Some considerations on writing portable C++ code involving Unicode text across Windows and Linux.

Someone was developing some C++ code that was meant to be portable across Windows and Linux. They were using std::wstring to represent Unicode UTF-16-encoded strings in their Windows C++ code, and they thought that they could use the same std::wstring class to represent UTF-16-encoded text on Linux as well.

In other words, they were convinced that wchar_t and std::wstring were portable across Windows and Linux.

First, I asked them: “What do you mean by portable?”

If by “portable” you mean that the symbols are defined on both Windows and Linux platforms, then wchar_t and std::wstring (which is an instantiation of the std::basic_string class template with the wchar_t character type) are “portable”.

But, if by “portable” you mean that those symbols are defined on both platforms and they have the same meaning, then, I’m sorry, but wchar_t and std::wstring are not portable across Windows and Linux.

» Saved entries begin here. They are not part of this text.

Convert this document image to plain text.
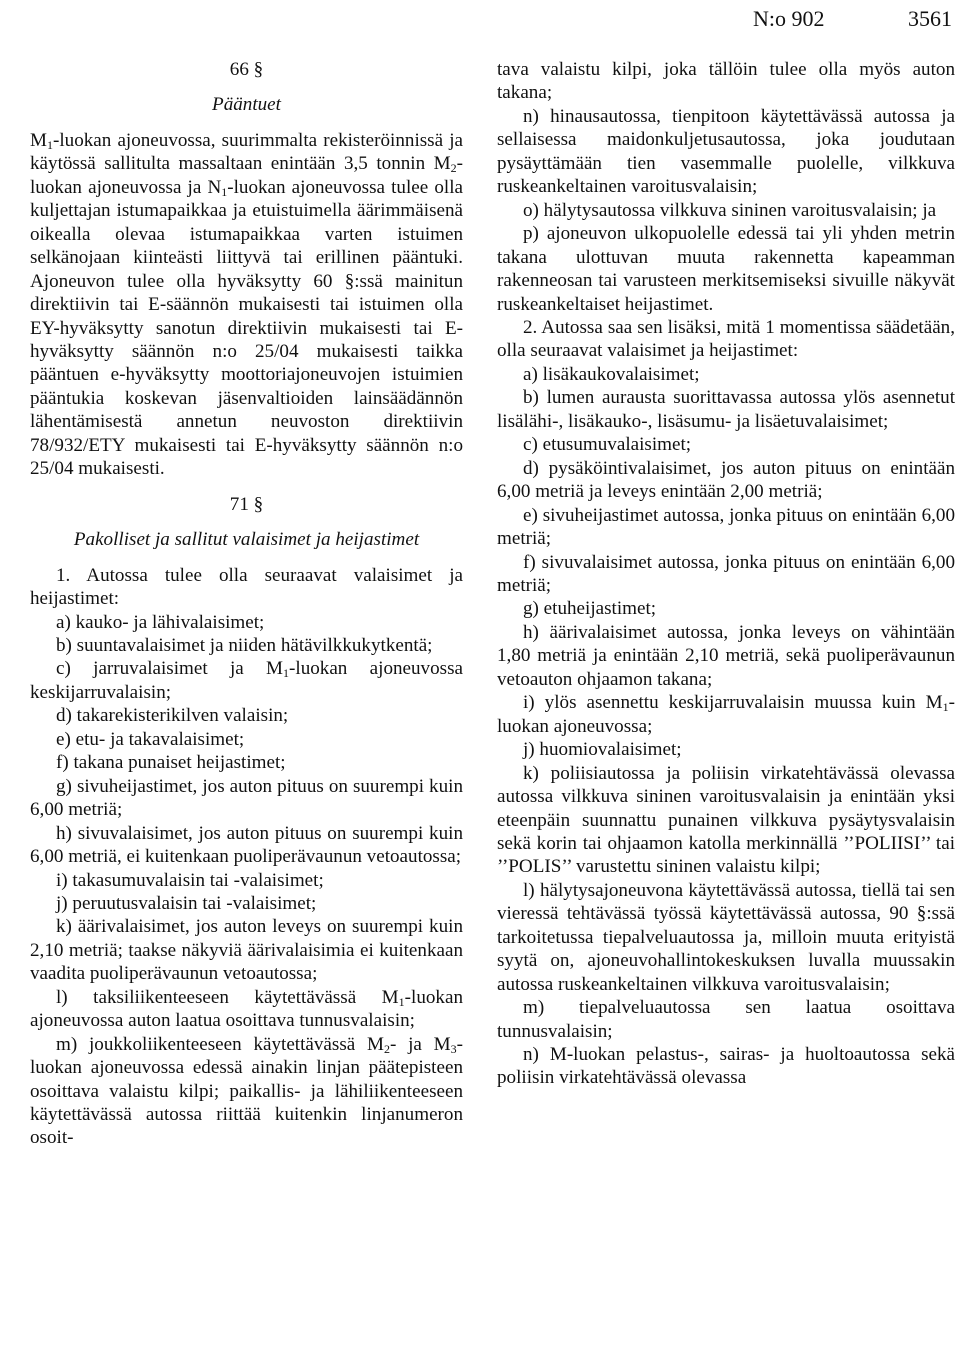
N:o 902	3561

66 §

Pääntuet

$M_1$-luokan ajoneuvossa, suurimmalta rekisteröinnissä ja käytössä sallitulta massaltaan enintään 3,5 tonnin $M_2$-luokan ajoneuvossa ja $N_1$-luokan ajoneuvossa tulee olla kuljettajan istumapaikkaa ja etuistuimella äärimmäisenä oikealla olevaa istumapaikkaa varten istuimen selkänojaan kiinteästi liittyvä tai erillinen pääntuki. Ajoneuvon tulee olla hyväksytty 60 §:ssä mainitun direktiivin tai E-säännön mukaisesti tai istuimen olla EY-hyväksytty sanotun direktiivin mukaisesti tai E-hyväksytty säännön n:o 25/04 mukaisesti taikka pääntuen e-hyväksytty moottoriajoneuvojen istuimien pääntukia koskevan jäsenvaltioiden lainsäädännön lähentämisestä annetun neuvoston direktiivin 78/932/ETY mukaisesti tai E-hyväksytty säännön n:o 25/04 mukaisesti.

71 §

Pakolliset ja sallitut valaisimet ja heijastimet

1. Autossa tulee olla seuraavat valaisimet ja heijastimet:

a) kauko- ja lähivalaisimet;

b) suuntavalaisimet ja niiden hätävilkkukytkentä;

c) jarruvalaisimet ja $M_1$-luokan ajoneuvossa keskijarruvalaisin;

d) takarekisterikilven valaisin;

e) etu- ja takavalaisimet;

f) takana punaiset heijastimet;

g) sivuheijastimet, jos auton pituus on suurempi kuin 6,00 metriä;

h) sivuvalaisimet, jos auton pituus on suurempi kuin 6,00 metriä, ei kuitenkaan puoliperävaunun vetoautossa;

i) takasumuvalaisin tai -valaisimet;

j) peruutusvalaisin tai -valaisimet;

k) äärivalaisimet, jos auton leveys on suurempi kuin 2,10 metriä; taakse näkyviä äärivalaisimia ei kuitenkaan vaadita puoliperävaunun vetoautossa;

l) taksiliikenteeseen käytettävässä $M_1$-luokan ajoneuvossa auton laatua osoittava tunnusvalaisin;

m) joukkoliikenteeseen käytettävässä $M_2-$ ja $M_3$-luokan ajoneuvossa edessä ainakin linjan päätepisteen osoittava valaistu kilpi; paikallis- ja lähiliikenteeseen käytettävässä autossa riittää kuitenkin linjanumeron osoit-

tava valaistu kilpi, joka tällöin tulee olla myös auton takana;

n) hinausautossa, tienpitoon käytettävässä autossa ja sellaisessa maidonkuljetusautossa, joka joudutaan pysäyttämään tien vasemmalle puolelle, vilkkuva ruskeankeltainen varoitusvalaisin;

o) hälytysautossa vilkkuva sininen varoitusvalaisin; ja

p) ajoneuvon ulkopuolelle edessä tai yli yhden metrin takana ulottuvan muuta rakennetta kapeamman rakenneosan tai varusteen merkitsemiseksi sivuille näkyvät ruskeankeltaiset heijastimet.

2. Autossa saa sen lisäksi, mitä 1 momentissa säädetään, olla seuraavat valaisimet ja heijastimet:

a) lisäkaukovalaisimet;

b) lumen aurausta suorittavassa autossa ylös asennetut lisälähi-, lisäkauko-, lisäsumu- ja lisäetuvalaisimet;

c) etusumuvalaisimet;

d) pysäköintivalaisimet, jos auton pituus on enintään 6,00 metriä ja leveys enintään 2,00 metriä;

e) sivuheijastimet autossa, jonka pituus on enintään 6,00 metriä;

f) sivuvalaisimet autossa, jonka pituus on enintään 6,00 metriä;

g) etuheijastimet;

h) äärivalaisimet autossa, jonka leveys on vähintään 1,80 metriä ja enintään 2,10 metriä, sekä puoliperävaunun vetoauton ohjaamon takana;

i) ylös asennettu keskijarruvalaisin muussa kuin $M_1$-luokan ajoneuvossa;

j) huomiovalaisimet;

k) poliisiautossa ja poliisin virkatehtävässä olevassa autossa vilkkuva sininen varoitusvalaisin ja enintään yksi eteenpäin suunnattu punainen vilkkuva pysäytysvalaisin sekä korin tai ohjaamon katolla merkinnällä ’’POLIISI’’ tai ’’POLIS’’ varustettu sininen valaistu kilpi;

l) hälytysajoneuvona käytettävässä autossa, tiellä tai sen vieressä tehtävässä työssä käytettävässä autossa, 90 §:ssä tarkoitetussa tiepalveluautossa ja, milloin muuta erityistä syytä on, ajoneuvohallintokeskuksen luvalla muussakin autossa ruskeankeltainen vilkkuva varoitusvalaisin;

m) tiepalveluautossa sen laatua osoittava tunnusvalaisin;

n) M-luokan pelastus-, sairas- ja huoltoautossa sekä poliisin virkatehtävässä olevassa
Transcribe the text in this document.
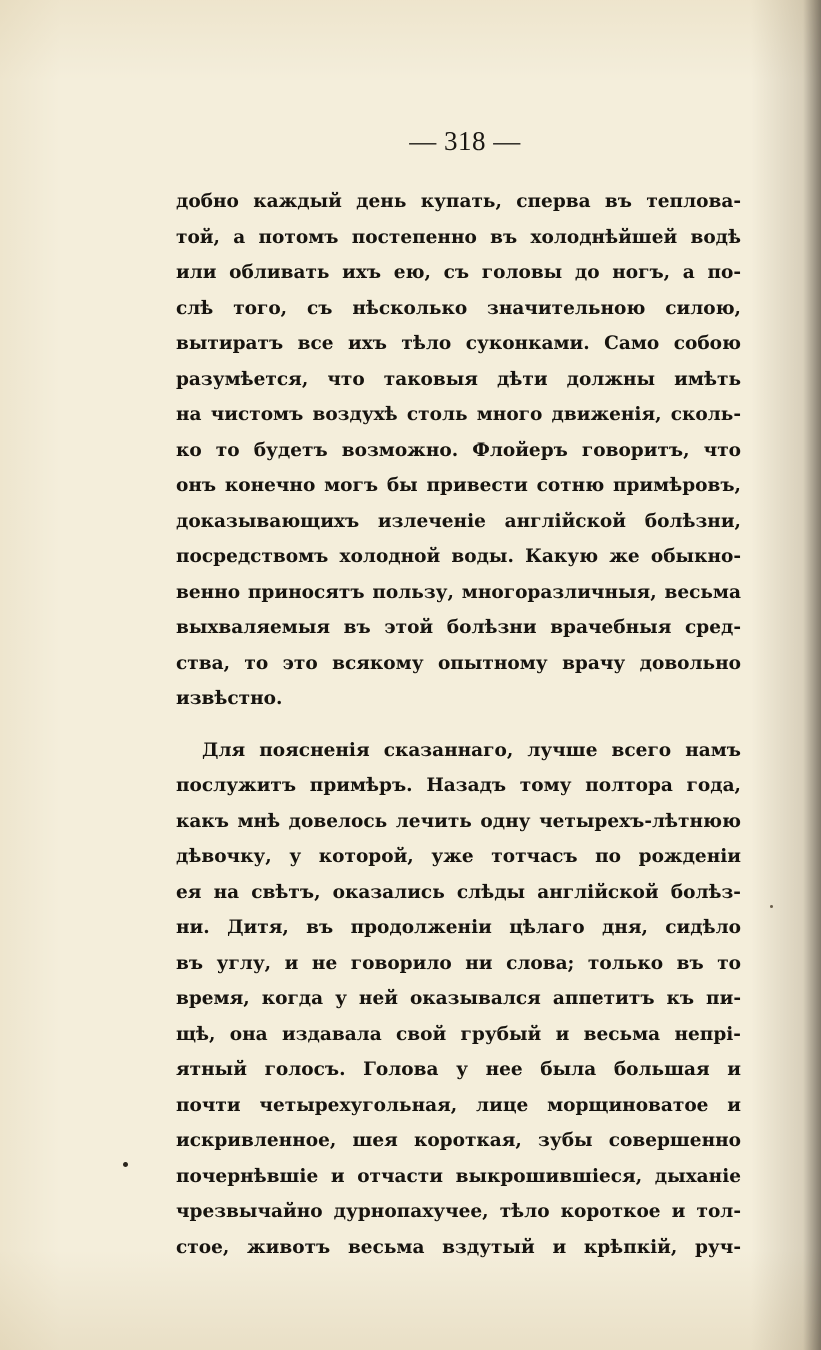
— 318 —
добно каждый день купать, сперва въ теплова-
той, а потомъ постепенно въ холоднѣйшей водѣ
или обливать ихъ ею, съ головы до ногъ, а по-
слѣ того, съ нѣсколько значительною силою,
вытиратъ все ихъ тѣло суконками. Само собою
разумѣется, что таковыя дѣти должны имѣть
на чистомъ воздухѣ столь много движенія, сколь-
ко то будетъ возможно. Флойеръ говоритъ, что
онъ конечно могъ бы привести сотню примѣровъ,
доказывающихъ излеченіе англійской болѣзни,
посредствомъ холодной воды. Какую же обыкно-
венно приносятъ пользу, многоразличныя, весьма
выхваляемыя въ этой болѣзни врачебныя сред-
ства, то это всякому опытному врачу довольно
извѣстно.
Для поясненія сказаннаго, лучше всего намъ
послужитъ примѣръ. Назадъ тому полтора года,
какъ мнѣ довелось лечить одну четырехъ-лѣтнюю
дѣвочку, у которой, уже тотчасъ по рожденіи
ея на свѣтъ, оказались слѣды англійской болѣз-
ни. Дитя, въ продолженіи цѣлаго дня, сидѣло
въ углу, и не говорило ни слова; только въ то
время, когда у ней оказывался аппетитъ къ пи-
щѣ, она издавала свой грубый и весьма непрі-
ятный голосъ. Голова у нее была большая и
почти четырехугольная, лице морщиноватое и
искривленное, шея короткая, зубы совершенно
почернѣвшіе и отчасти выкрошившіеся, дыханіе
чрезвычайно дурнопахучее, тѣло короткое и тол-
стое, животъ весьма вздутый и крѣпкій, руч-
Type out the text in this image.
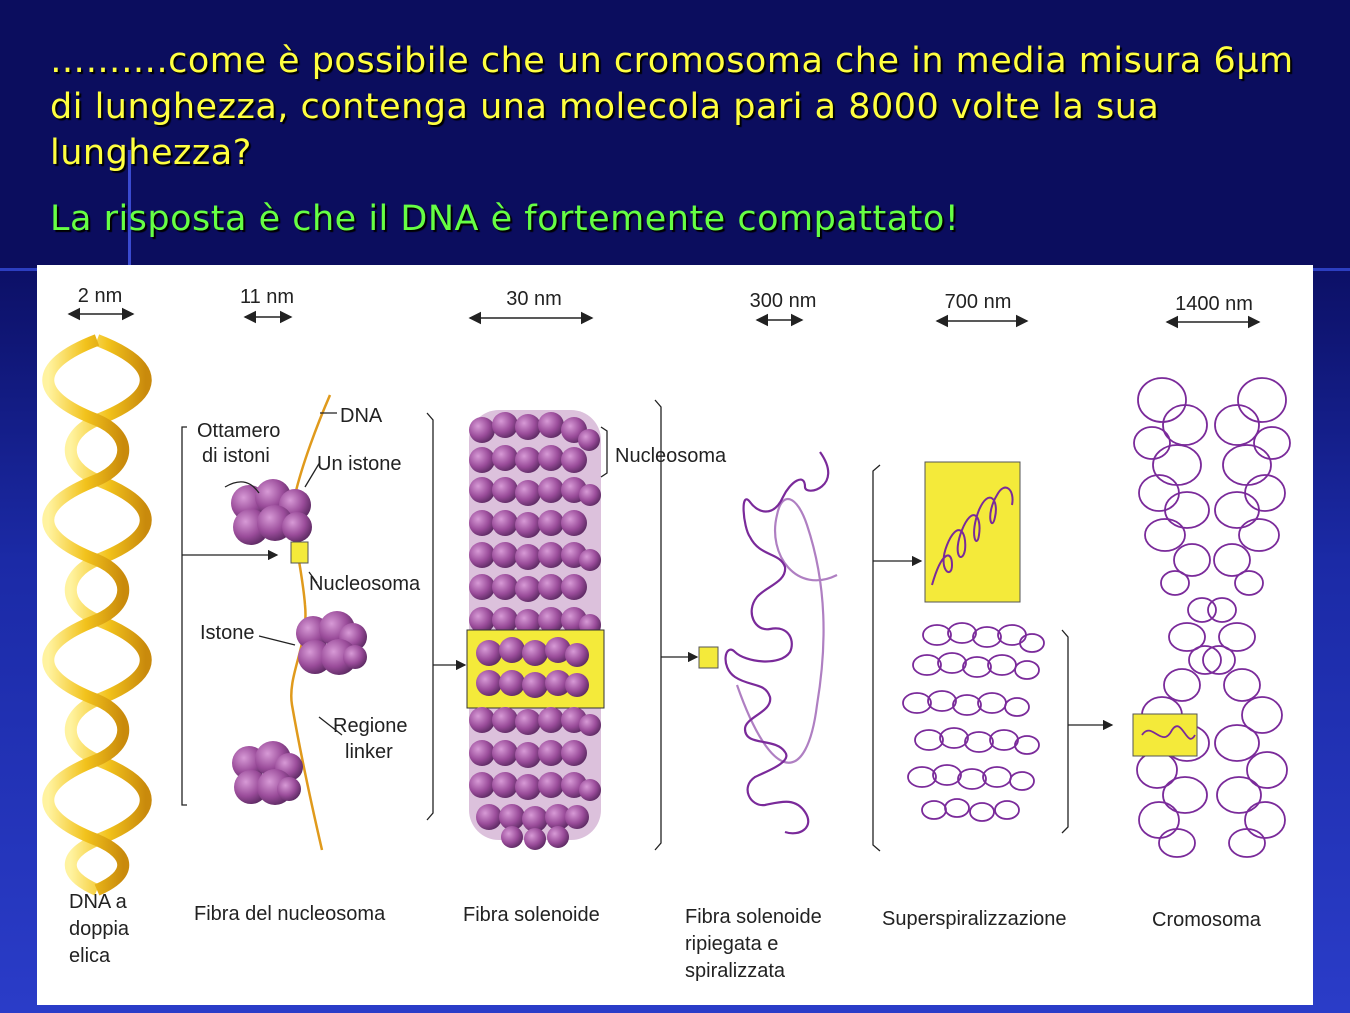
……….come è possibile che un cromosoma che in media misura 6µm di lunghezza, contenga una molecola pari a 8000 volte la sua lunghezza?
La risposta è che il DNA è fortemente compattato!
2 nm	11 nm	30 nm	300 nm	700 nm	1400 nm
DNA a
doppia
elica
Ottamero
di istoni
DNA
Un istone
Nucleosoma
Istone
Regione
linker
Fibra del nucleosoma
Nucleosoma
Fibra solenoide	Fibra solenoide
ripiegata e
spiralizzata
Superspiralizzazione	Cromosoma
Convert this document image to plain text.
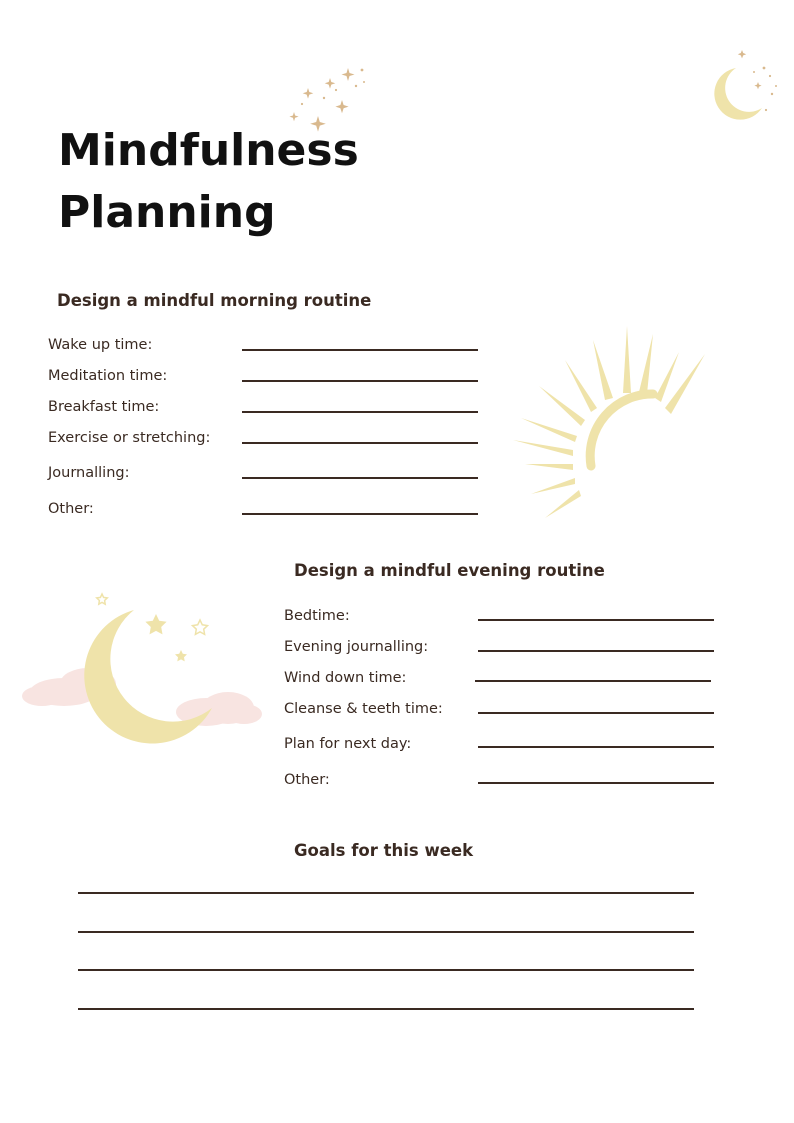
Mindfulness
Planning
Design a mindful morning routine
Wake up time:
Meditation time:
Breakfast time:
Exercise or stretching:
Journalling:
Other:
Design a mindful evening routine
Bedtime:
Evening journalling:
Wind down time:
Cleanse & teeth time:
Plan for next day:
Other:
Goals for this week
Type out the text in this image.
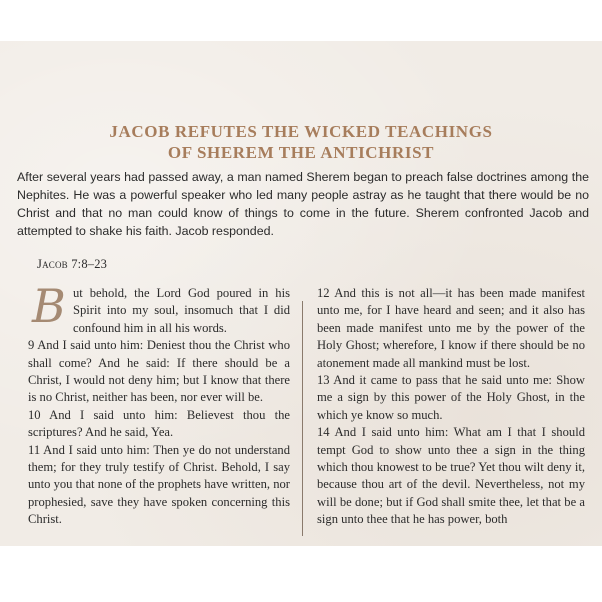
JACOB REFUTES THE WICKED TEACHINGS
OF SHEREM THE ANTICHRIST

After several years had passed away, a man named Sherem began to preach false doctrines among the Nephites. He was a powerful speaker who led many people astray as he taught that there would be no Christ and that no man could know of things to come in the future. Sherem confronted Jacob and attempted to shake his faith. Jacob responded.

Jacob 7:8–23

But behold, the Lord God poured in his Spirit into my soul, insomuch that I did confound him in all his words.

9 And I said unto him: Deniest thou the Christ who shall come? And he said: If there should be a Christ, I would not deny him; but I know that there is no Christ, neither has been, nor ever will be.

10 And I said unto him: Believest thou the scriptures? And he said, Yea.

11 And I said unto him: Then ye do not understand them; for they truly testify of Christ. Behold, I say unto you that none of the prophets have written, nor prophesied, save they have spoken concerning this Christ.

12 And this is not all—it has been made manifest unto me, for I have heard and seen; and it also has been made manifest unto me by the power of the Holy Ghost; wherefore, I know if there should be no atonement made all mankind must be lost.

13 And it came to pass that he said unto me: Show me a sign by this power of the Holy Ghost, in the which ye know so much.

14 And I said unto him: What am I that I should tempt God to show unto thee a sign in the thing which thou knowest to be true? Yet thou wilt deny it, because thou art of the devil. Nevertheless, not my will be done; but if God shall smite thee, let that be a sign unto thee that he has power, both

In fact, if you try to print out the sizeof(wchar_t), you’ll get 2 on C++ code compiled on Windows with the MSVC compiler, and 4 on GCC on Linux. In other words, wchar_t is 2-byte long on Windows, and 4-byte long on Linux!

In fact, you can use wchar_t and std::wstring to represent Unicode UTF-16-encoded text on Windows. And you can use wchar_t and std::wstring to represent Unicode UTF-32-encoded text on Linux.

If you want to write portable C++ code to represent Unicode UTF-16 text, you can use the char16_t character type for code units, and the corresponding std::u16string class for strings. Both char16_t and std::u16string have been introduced in C++11.

Or, you can switch gears and represent your Unicode text in a portable way using the UTF-8 encoding and the std::string class. If your C++ toolchain has some support for C++20 features, you can use the std::u8string class, and the corresponding char8_t character type for code units.